Tuesday, May 4, 2010

Sacred Footsteps

Time flies as they say. As you get older, life has a way of speeding up it seems. I’ve found the older I get, the more I reflect on days gone by-even decades gone by. That’s no different than most people I imagine.


I recently read a tweet posted by Pastor Rob. In it he said he was at Drake’s dam working. Rob has mentioned a few times that nature is one of his sacred pathways. I can understand that; being surrounded by God’s creation in the quiet noise of nature gives a man a sense of peace and after all, that is one of the things Jesus taught us by example, disappearing in the wilderness to be alone with the Father. This is a story for another day though. I really just want to pen some thoughts about last Sunday on my own walk in the woods.


My dad passed away in 1997. It seems like just yesterday that he left us. My brother and I are avid outdoorsmen because of dad. It’s been that way since the very first time we held a 4-dollar, Zebco 202 rod and reel combo in our small hands. I’m guessing my first experience fishing was probably in Big Rock creek between the train bridge and the swimming hole at the park now known as Klatt Park. Yes-for those that don’t know this was the only place around that had public swimming. There was a sand beach, a shower house that always had a turd in it (the things you remember from childhood), and a concession building.


Sunday afternoon I grabbed my spinning rod (an upgrade from the Zebco 202) and headed to Plano. For quite some time I’ve felt the urge to step back in time and retrace some sacred footsteps. Intentionally I left Sam at home and went alone. I needed to be alone with the past for a couple of hours; alone with my dad, my brother, an old friend named Phil and alone with myself.


It’s amazing how unchanged an old hangout so close to town can remain. As I stood looking at the massive train bridge, several memories came front and center such as walking carefully across the boulder-strewn, light rapids under it without slipping and getting wet, or worse yet-cracking my skull open and floating to the fox river never to be seen again. Is there anything better than the imagination of a young boy with an adventurous spirit? I recalled the time Phil and I met a middle-aged guy just downstream from the bridge who taught us to use corn to catch carp, and so we did. We caught stringers full, took them to the Plano hotel and sold them for five bucks! Both the buyers and the sellers saw the deal as mutually satisfying. The residents we sold the fish to had carp for supper. Phil and I used the five bucks to feast on sweet rolls and candy. We believed we got the better end of the deal-I still do, those were carp after all! To this day I still advise people to use corn for carp bait.

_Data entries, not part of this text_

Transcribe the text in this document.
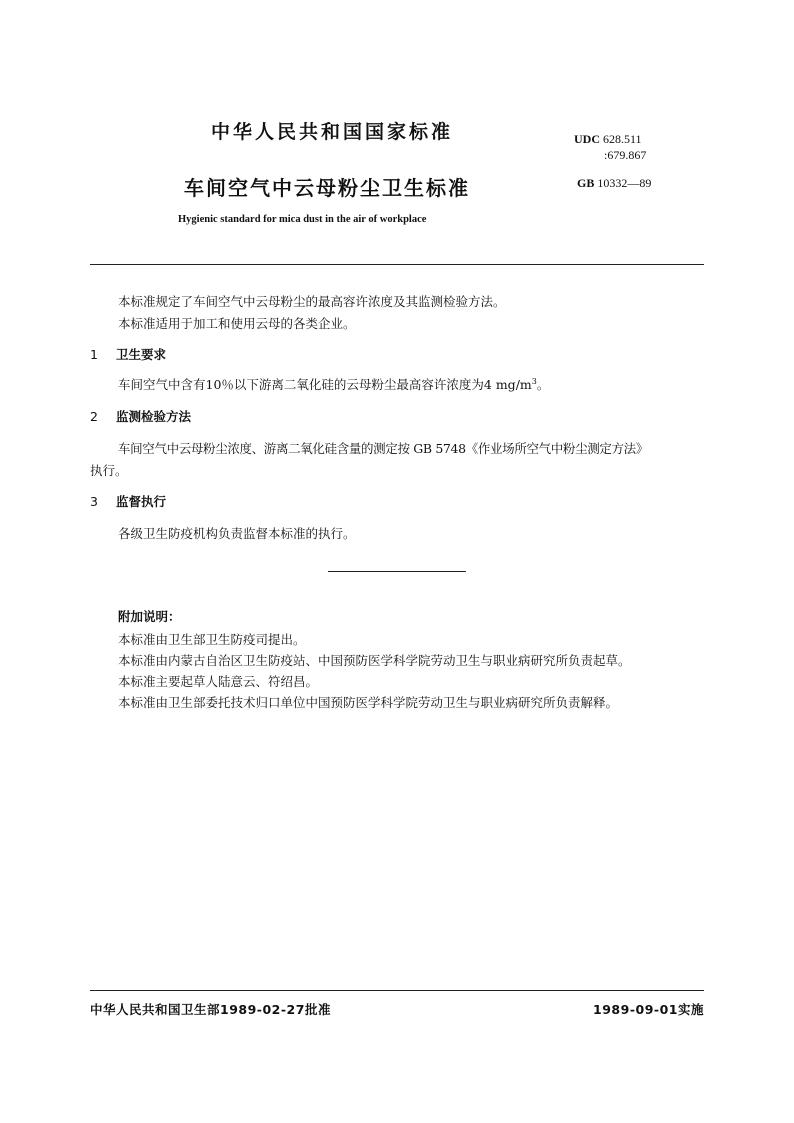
中华人民共和国国家标准	UDC 628.511
:679.867
车间空气中云母粉尘卫生标准	GB 10332—89
Hygienic standard for mica dust in the air of workplace
本标准规定了车间空气中云母粉尘的最高容许浓度及其监测检验方法。
本标准适用于加工和使用云母的各类企业。
1 卫生要求
车间空气中含有10％以下游离二氧化硅的云母粉尘最高容许浓度为4 $mg/m^3$。
2 监测检验方法
车间空气中云母粉尘浓度、游离二氧化硅含量的测定按 GB 5748《作业场所空气中粉尘测定方法》
执行。
3 监督执行
各级卫生防疫机构负责监督本标准的执行。
附加说明：
本标准由卫生部卫生防疫司提出。
本标准由内蒙古自治区卫生防疫站、中国预防医学科学院劳动卫生与职业病研究所负责起草。
本标准主要起草人陆意云、符绍昌。
本标准由卫生部委托技术归口单位中国预防医学科学院劳动卫生与职业病研究所负责解释。
中华人民共和国卫生部1989-02-27批准	1989-09-01实施
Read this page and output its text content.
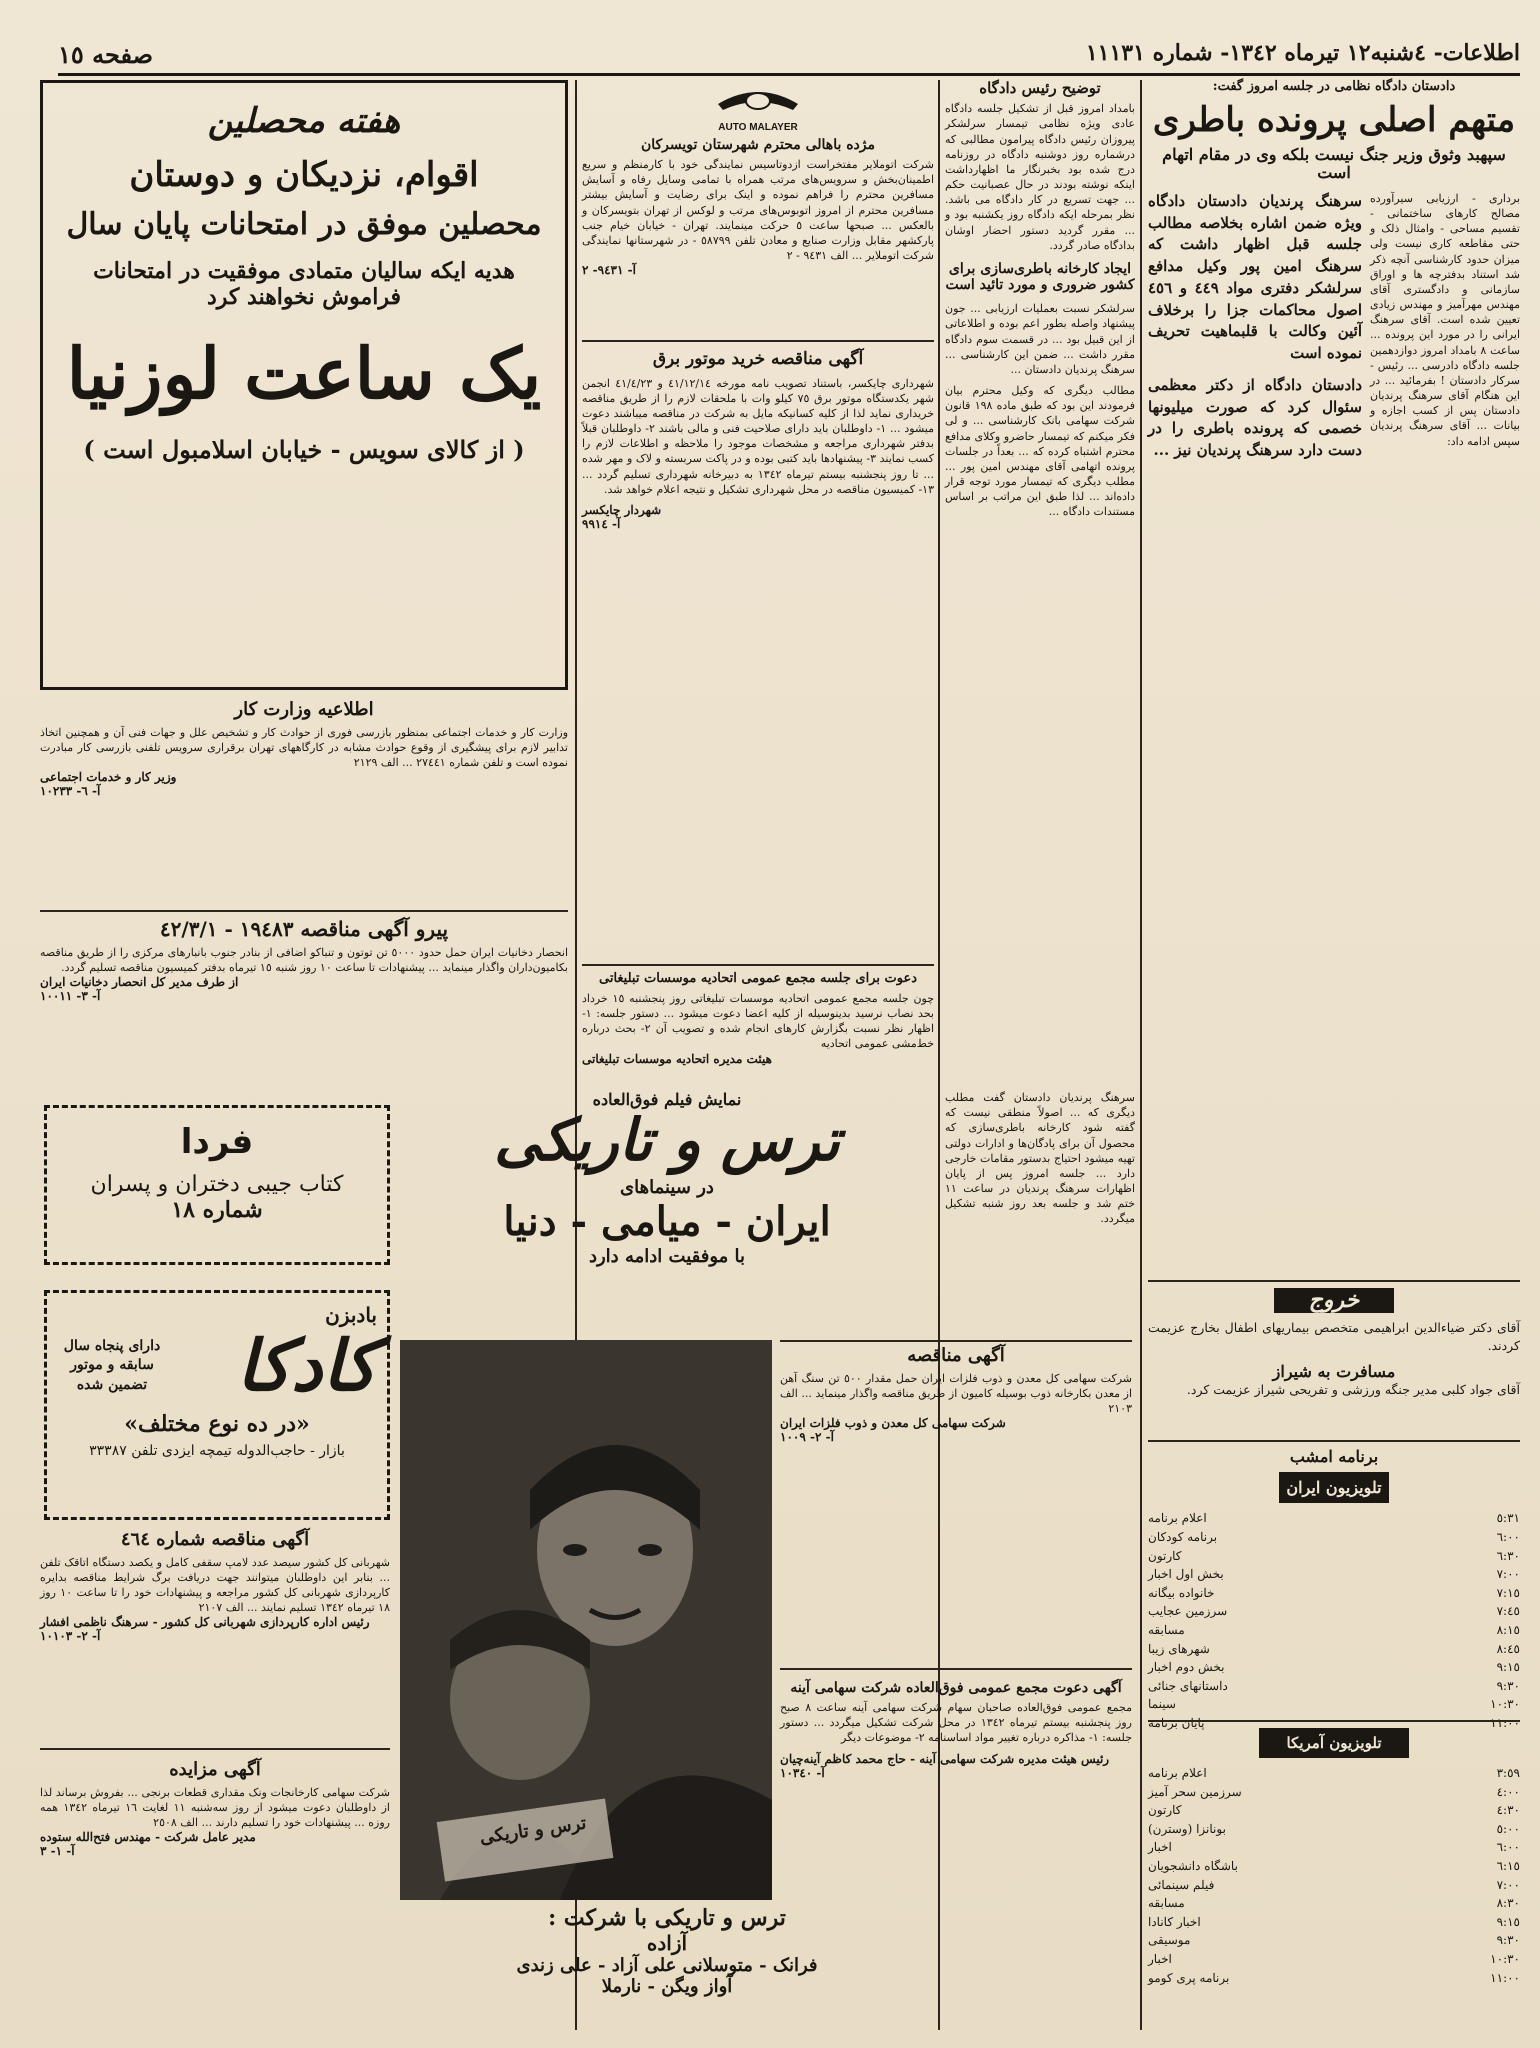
اطلاعات- ٤شنبه١٢ تیرماه ١٣٤٢- شماره ١١١٣١
صفحه ١٥
دادستان دادگاه نظامی در جلسه امروز گفت:
متهم اصلی پرونده باطری
سپهبد وثوق وزیر جنگ نیست بلکه وی در مقام اتهام است
برداری - ارزیابی سیرآورده مصالح کارهای ساختمانی - تقسیم مساحی - وامثال ذلک و حتی مقاطعه کاری نیست ولی میزان حدود کارشناسی آنچه ذکر شد استناد بدفترچه ها و اوراق سازمانی و دادگستری آقای مهندس مهرآمیز و مهندس زیادی تعیین شده است. آقای سرهنگ ایرانی را در مورد این پرونده ... ساعت ٨ بامداد امروز دوازدهمین جلسه دادگاه دادرسی ... رئیس - سرکار دادستان ! بفرمائید ... در این هنگام آقای سرهنگ پرندیان دادستان پس از کسب اجازه و بیانات ... آقای سرهنگ پرندیان سپس ادامه داد:
سرهنگ پرندیان دادستان دادگاه ویژه ضمن اشاره بخلاصه مطالب جلسه قبل اظهار داشت که سرهنگ امین پور وکیل مدافع سرلشکر دفتری مواد ٤٤٩ و ٤٥٦ اصول محاکمات جزا را برخلاف آئین وکالت با قلبماهیت تحریف نموده است
دادستان دادگاه از دکتر معظمی سئوال کرد که صورت میلیونها خصمی که پرونده باطری را در دست دارد سرهنگ پرندیان نیز ...
خروج
آقای دکتر ضیاءالدین ابراهیمی متخصص بیماریهای اطفال بخارج عزیمت کردند.
مسافرت به شیراز
آقای جواد کلبی مدیر جنگه ورزشی و تفریحی شیراز عزیمت کرد.
برنامه امشب
تلویزیون ایران
٥:٣١
اعلام برنامه
٦:٠٠
برنامه کودکان
٦:٣٠
کارتون
٧:٠٠
بخش اول اخبار
٧:١٥
خانواده بیگانه
٧:٤٥
سرزمین عجایب
٨:١٥
مسابقه
٨:٤٥
شهرهای زیبا
٩:١٥
بخش دوم اخبار
٩:٣٠
داستانهای جنائی
١٠:٣٠
سینما
١١:٠٠
پایان برنامه
تلویزیون آمریکا
٣:٥٩
اعلام برنامه
٤:٠٠
سرزمین سحر آمیز
٤:٣٠
کارتون
٥:٠٠
بونانزا (وسترن)
٦:٠٠
اخبار
٦:١٥
باشگاه دانشجویان
٧:٠٠
فیلم سینمائی
٨:٣٠
مسابقه
٩:١٥
اخبار کانادا
٩:٣٠
موسیقی
١٠:٣٠
اخبار
١١:٠٠
برنامه پری کومو
توضیح رئیس دادگاه
بامداد امروز قبل از تشکیل جلسه دادگاه عادی ویژه نظامی تیمسار سرلشکر پیروزان رئیس دادگاه پیرامون مطالبی که درشماره روز دوشنبه دادگاه در روزنامه درج شده بود بخبرنگار ما اظهارداشت اینکه نوشته بودند در حال عصبانیت حکم ... جهت تسریع در کار دادگاه می باشد. نظر بمرحله ایکه دادگاه روز یکشنبه بود و ... مقرر گردید دستور احضار اوشان بدادگاه صادر گردد.
ایجاد کارخانه باطری‌سازی برای کشور ضروری و مورد تائید است
سرلشکر نسبت بعملیات ارزیابی ... جون پیشنهاد واصله بطور اعم بوده و اطلاعاتی از این قبیل بود ... در قسمت سوم دادگاه مقرر داشت ... ضمن این کارشناسی ... سرهنگ پرندیان دادستان ...
مطالب دیگری که وکیل محترم بیان فرمودند این بود که طبق ماده ١٩٨ قانون شرکت سهامی بانک کارشناسی ... و لی فکر میکنم که تیمسار حاضرو وکلای مدافع محترم اشتباه کرده که ... بعداً در جلسات پرونده اتهامی آقای مهندس امین پور ... مطلب دیگری که تیمسار مورد توجه قرار داده‌اند ... لذا طبق این مراتب بر اساس مستندات دادگاه ...
سرهنگ پرندیان دادستان گفت مطلب دیگری که ... اصولاً منطقی نیست که گفته شود کارخانه باطری‌سازی که محصول آن برای پادگان‌ها و ادارات دولتی تهیه میشود احتیاج بدستور مقامات خارجی دارد ... جلسه امروز پس از پایان اظهارات سرهنگ پرندیان در ساعت ١١ ختم شد و جلسه بعد روز شنبه تشکیل میگردد.
AUTO MALAYER
مژده باهالی محترم شهرستان تویسرکان
شرکت اتوملایر مفتخراست ازدوتاسیس نمایندگی خود با کارمنظم و سریع اطمینان‌بخش و سرویس‌های مرتب همراه با تمامی وسایل رفاه و آسایش مسافرین محترم را فراهم نموده و اینک برای رضایت و آسایش بیشتر مسافرین محترم از امروز اتوبوس‌های مرتب و لوکس از تهران بتویسرکان و بالعکس ... صبحها ساعت ٥ حرکت مینمایند. تهران - خیابان خیام جنب پارکشهر مقابل وزارت صنایع و معادن تلفن ٥٨٧٩٩ - در شهرستانها نمایندگی شرکت اتوملایر ... الف ٩٤٣١ - ٢
آ- ٩٤٣١- ٢
آگهی مناقصه خرید موتور برق
شهرداری چایکسر، باستناد تصویب نامه مورخه ٤١/١٢/١٤ و ٤١/٤/٢٣ انجمن شهر یکدستگاه موتور برق ٧٥ کیلو وات با ملحقات لازم را از طریق مناقصه خریداری نماید لذا از کلیه کسانیکه مایل به شرکت در مناقصه میباشند دعوت میشود ... ١- داوطلبان باید دارای صلاحیت فنی و مالی باشند ٢- داوطلبان قبلاً بدفتر شهرداری مراجعه و مشخصات موجود را ملاحظه و اطلاعات لازم را کسب نمایند ٣- پیشنهادها باید کتبی بوده و در پاکت سربسته و لاک و مهر شده ... تا روز پنجشنبه بیستم تیرماه ١٣٤٢ به دبیرخانه شهرداری تسلیم گردد ... ١٣- کمیسیون مناقصه در محل شهرداری تشکیل و نتیجه اعلام خواهد شد.
شهردار چایکسر
آ- ٩٩١٤
دعوت برای جلسه مجمع عمومی اتحادیه موسسات تبلیغاتی
چون جلسه مجمع عمومی اتحادیه موسسات تبلیغاتی روز پنجشنبه ١٥ خرداد بحد نصاب نرسید بدینوسیله از کلیه اعضا دعوت میشود ... دستور جلسه: ١- اظهار نظر نسبت بگزارش کارهای انجام شده و تصویب آن ٢- بحث درباره خط‌مشی عمومی اتحادیه
هیئت مدیره اتحادیه موسسات تبلیغاتی
هفته محصلین
اقوام، نزدیکان و دوستان
محصلین موفق در امتحانات پایان سال
هدیه ایکه سالیان متمادی موفقیت در امتحانات فراموش نخواهند کرد
یک ساعت لوزنیا
( از کالای سویس - خیابان اسلامبول است )
اطلاعیه وزارت کار
وزارت کار و خدمات اجتماعی بمنظور بازرسی فوری از حوادث کار و تشخیص علل و جهات فنی آن و همچنین اتخاذ تدابیر لازم برای پیشگیری از وقوع حوادث مشابه در کارگاههای تهران برقراری سرویس تلفنی بازرسی کار مبادرت نموده است و تلفن شماره ٢٧٤٤١ ... الف ٢١٢٩
وزیر کار و خدمات اجتماعی
آ- ٦- ١٠٢٣٣
پیرو آگهی مناقصه ١٩٤٨٣ - ٤٢/٣/١
انحصار دخانیات ایران حمل حدود ٥٠٠٠ تن توتون و تنباکو اضافی از بنادر جنوب بانبارهای مرکزی را از طریق مناقصه بکامیون‌داران واگذار مینماید ... پیشنهادات تا ساعت ١٠ روز شنبه ١٥ تیرماه بدفتر کمیسیون مناقصه تسلیم گردد.
از طرف مدیر کل انحصار دخانیات ایران
آ- ٣- ١٠٠١١
فردا
کتاب جیبی دختران و پسران
شماره ١٨
بادبزن
کادکا
دارای پنجاه سال سابقه و موتور تضمین شده
«در ده نوع مختلف»
بازار - حاجب‌الدوله تیمچه ایزدی تلفن ٣٣٣٨٧
آگهی مناقصه شماره ٤٦٤
شهربانی کل کشور سیصد عدد لامپ سقفی کامل و یکصد دستگاه اتاقک تلفن ... بنابر این داوطلبان میتوانند جهت دریافت برگ شرایط مناقصه بدایره کارپردازی شهربانی کل کشور مراجعه و پیشنهادات خود را تا ساعت ١٠ روز ١٨ تیرماه ١٣٤٢ تسلیم نمایند ... الف ٢١٠٧
رئیس اداره کارپردازی شهربانی کل کشور - سرهنگ ناظمی افشار
آ- ٢- ١٠١٠٣
آگهی مزایده
شرکت سهامی کارخانجات ونک مقداری قطعات برنجی ... بفروش برساند لذا از داوطلبان دعوت میشود از روز سه‌شنبه ١١ لغایت ١٦ تیرماه ١٣٤٢ همه روزه ... پیشنهادات خود را تسلیم دارند ... الف ٢٥٠٨
مدیر عامل شرکت - مهندس فتح‌الله ستوده
آ- ١- ٣
نمایش فیلم فوق‌العاده
ترس و تاریکی
در سینماهای
ایران - میامی - دنیا
با موفقیت ادامه دارد
ترس و تاریکی
ترس و تاریکی با شرکت :
آزاده
فرانک - متوسلانی علی آزاد - علی زندی
آواز ویگن - نارملا
آگهی مناقصه
شرکت سهامی کل معدن و ذوب فلزات ایران حمل مقدار ٥٠٠ تن سنگ آهن از معدن بکارخانه ذوب بوسیله کامیون از طریق مناقصه واگذار مینماید ... الف ٢١٠٣
شرکت سهامی کل معدن و ذوب فلزات ایران
آ- ٢- ١٠٠٩
آگهی دعوت مجمع عمومی فوق‌العاده شرکت سهامی آینه
مجمع عمومی فوق‌العاده صاحبان سهام شرکت سهامی آینه ساعت ٨ صبح روز پنجشنبه بیستم تیرماه ١٣٤٢ در محل شرکت تشکیل میگردد ... دستور جلسه: ١- مذاکره درباره تغییر مواد اساسنامه ٢- موضوعات دیگر
رئیس هیئت مدیره شرکت سهامی آینه - حاج محمد کاظم آینه‌چیان
آ- ١٠٣٤٠
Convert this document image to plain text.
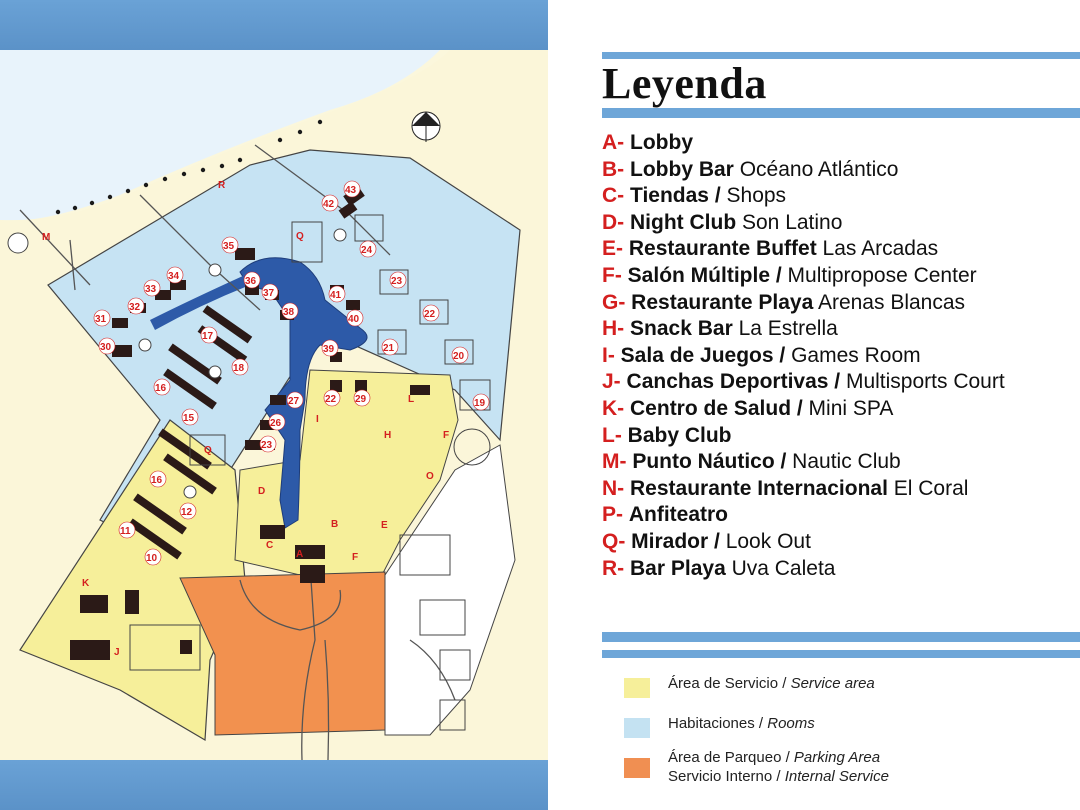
M
R
Q
Q
K
J
A
B
C
D
E
F
H
I
L
O
F
43
42
35	24
23
22
21
20
19
34
33
32
31
30
36
37
38
41
40
39
17
18
16
15
27
26
23
22 29
16
12
11
10
Leyenda
A- Lobby
B- Lobby Bar Océano Atlántico
C- Tiendas / Shops
D- Night Club Son Latino
E- Restaurante Buffet Las Arcadas
F- Salón Múltiple / Multipropose Center
G- Restaurante Playa Arenas Blancas
H- Snack Bar La Estrella
I- Sala de Juegos / Games Room
J- Canchas Deportivas / Multisports Court
K- Centro de Salud / Mini SPA
L- Baby Club
M- Punto Náutico / Nautic Club
N- Restaurante Internacional El Coral
P- Anfiteatro
Q- Mirador / Look Out
R- Bar Playa Uva Caleta
Área de Servicio / Service area
Habitaciones / Rooms
Área de Parqueo / Parking Area
Servicio Interno / Internal Service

There’s a spot near the bridge where the old millrace waterway enters. Standing there Sunday I looked across the creek spotting the huge boulder that years ago had a trailing eddy that often yielded a smallmouth bass to a carefully cast #2 purple buck tail Mepps spinner or yellow Rooster Tail. On this particular day however, the boulder and the eddy yielded only a fond memory. For me, that was all I really came for.


I walked the bank of the creek further upstream, marveling as I did when I was a kid at the spawning run of Redhorse. A Redhorse is a species of sucker that spawns this time of year. I could see them in the fairly clear water that is typical early in the spring. By now I’m being especially intentional to take in the surrounding smells as I walk. The fragrance of the creek, the weeds and the wildflowers have a way of stirring a few more memories; memories that await me at a very special place from my childhood known as Drake’s dam.


Ambling my way past the Main street bridge I glimpse upstream and think to myself, if I didn’t know I was in Illinois, I could have presumed to be in any number of places in these fifty states. I sometimes get caught up in wrong-thinking, that beauty in nature cannot be found in Illinois; and that this state is void of God’s artwork but that is far from the truth. Sometimes you have to put some effort it finding natural beauty. This is God’s way of protecting it, I like to think anyway. Those most willing to put effort in seeking hidden treasure will be those most likely to protect it. As I make my way closer to the dam, I notice a contraption in the woods about 100 feet from where I stand, and recognize it as the gate mechanism that used to be part of the small foot-bridge over the millrace tributary just ahead of me. Old, worn and rusted are the rack, pinion, gears and cogs that once controlled the flow of water that downstream powered the old grist mill. Why (I wonder) was this historical work of human hands abandoned like that? I find it rather odd that the city of Plano has chosen to proudly display a huge bomb, an obscene weapon of mass destruction quite frankly, at the veteran’s memorial and yet here this mechanical beauty that promoted life and vitality to the city is left abandoned and forgotten.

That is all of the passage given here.